We continue our look back at the music of 50 years ago…..
The big bands were dead…oh sure, some guys kept on touring playing the hits of Glenn Miller, Count Basie & Duke Ellington. Buddy Rich was still out there and Stan Kenton too. But the pickings were getting pretty slim as the 70’s dawned. And there was Canadian trumpeter Maynard Ferguson who morphed his big band into a jazz-pop-fusion powerhouse that released and toured through the 70’s and 80’s. I saw them play the Wausau East Auditorium around this time and went out to pick up this LP.
It includes a bunch of pop hits of the day arranged as big band jazz fusion charts. And it works. Cool versions of Fire & Rain, Stoney End, My Sweet Lord, Move Over, Your Song, Living In The Past, Aquarius, and, of course, Bridge Over Troubled Water (a song that almost every artist took a crack at). He would follow this formula throughout the 70’s and early 80’s.

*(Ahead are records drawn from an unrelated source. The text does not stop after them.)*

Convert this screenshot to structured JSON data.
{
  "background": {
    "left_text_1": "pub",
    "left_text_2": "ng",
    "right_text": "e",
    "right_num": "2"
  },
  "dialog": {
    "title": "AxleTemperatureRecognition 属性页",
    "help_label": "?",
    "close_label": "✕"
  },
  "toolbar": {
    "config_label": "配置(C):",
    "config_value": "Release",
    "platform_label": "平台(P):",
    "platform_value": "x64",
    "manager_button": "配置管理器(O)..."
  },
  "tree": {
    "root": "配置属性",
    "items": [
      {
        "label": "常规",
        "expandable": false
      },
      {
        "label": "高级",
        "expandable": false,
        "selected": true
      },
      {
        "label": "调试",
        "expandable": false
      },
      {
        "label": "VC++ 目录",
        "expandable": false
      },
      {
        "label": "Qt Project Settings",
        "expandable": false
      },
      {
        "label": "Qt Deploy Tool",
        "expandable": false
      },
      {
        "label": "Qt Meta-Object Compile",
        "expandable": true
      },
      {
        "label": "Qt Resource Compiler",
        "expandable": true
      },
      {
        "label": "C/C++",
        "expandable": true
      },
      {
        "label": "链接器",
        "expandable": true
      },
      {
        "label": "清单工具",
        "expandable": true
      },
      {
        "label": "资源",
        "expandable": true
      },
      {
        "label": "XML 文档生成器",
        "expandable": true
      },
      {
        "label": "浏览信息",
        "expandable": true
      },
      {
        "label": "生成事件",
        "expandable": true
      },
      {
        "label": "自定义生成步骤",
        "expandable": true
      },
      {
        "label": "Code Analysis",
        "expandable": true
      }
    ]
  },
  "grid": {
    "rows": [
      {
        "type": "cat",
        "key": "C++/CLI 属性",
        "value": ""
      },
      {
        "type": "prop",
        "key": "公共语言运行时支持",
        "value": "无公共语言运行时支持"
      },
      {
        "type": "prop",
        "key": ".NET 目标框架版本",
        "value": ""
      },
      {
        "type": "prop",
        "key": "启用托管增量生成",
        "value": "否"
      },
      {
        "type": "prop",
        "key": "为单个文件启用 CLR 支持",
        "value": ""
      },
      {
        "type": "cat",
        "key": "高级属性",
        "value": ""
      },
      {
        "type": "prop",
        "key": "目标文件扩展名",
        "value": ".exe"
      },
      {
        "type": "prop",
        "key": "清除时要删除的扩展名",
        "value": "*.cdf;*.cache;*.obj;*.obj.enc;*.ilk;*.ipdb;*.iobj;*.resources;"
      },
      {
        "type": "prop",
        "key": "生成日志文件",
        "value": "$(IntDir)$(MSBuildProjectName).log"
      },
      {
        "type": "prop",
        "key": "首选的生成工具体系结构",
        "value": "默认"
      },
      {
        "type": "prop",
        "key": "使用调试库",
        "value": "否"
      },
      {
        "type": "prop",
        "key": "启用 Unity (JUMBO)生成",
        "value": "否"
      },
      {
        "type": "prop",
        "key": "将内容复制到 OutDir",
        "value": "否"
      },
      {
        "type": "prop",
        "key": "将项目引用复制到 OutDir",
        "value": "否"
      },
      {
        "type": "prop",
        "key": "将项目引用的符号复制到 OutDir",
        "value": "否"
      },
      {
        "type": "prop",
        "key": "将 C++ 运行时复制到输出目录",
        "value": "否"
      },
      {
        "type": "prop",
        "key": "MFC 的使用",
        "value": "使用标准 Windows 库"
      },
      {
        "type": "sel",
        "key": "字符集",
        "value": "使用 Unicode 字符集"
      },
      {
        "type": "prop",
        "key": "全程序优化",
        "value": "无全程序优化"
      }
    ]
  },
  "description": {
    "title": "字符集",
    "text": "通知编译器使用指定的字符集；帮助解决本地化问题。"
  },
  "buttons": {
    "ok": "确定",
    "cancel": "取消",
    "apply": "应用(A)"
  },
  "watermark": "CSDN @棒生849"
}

There is one original…a nice fusion track called The Serpent, written by sax player Keith Mansfield. The only quibble with this album is that there is no personnel or artist solo liner notes.
He also hired his musicians through the years from noted college jazz programs and did educational music tours of high schools and colleges around the country (like when he came to East) that earned him a generation of fans (like me) that went out and bought the records. My favorite was the double live set recorded at Jimmy’s in New York in 1973. It’s great!
If you like trumpet…you’ll like this…if you like big band jazz that spreads out and colors outside the lines a bit, you’ll dig this. ….It’s a big, bold, brassy sound as you might expect. Enjoy!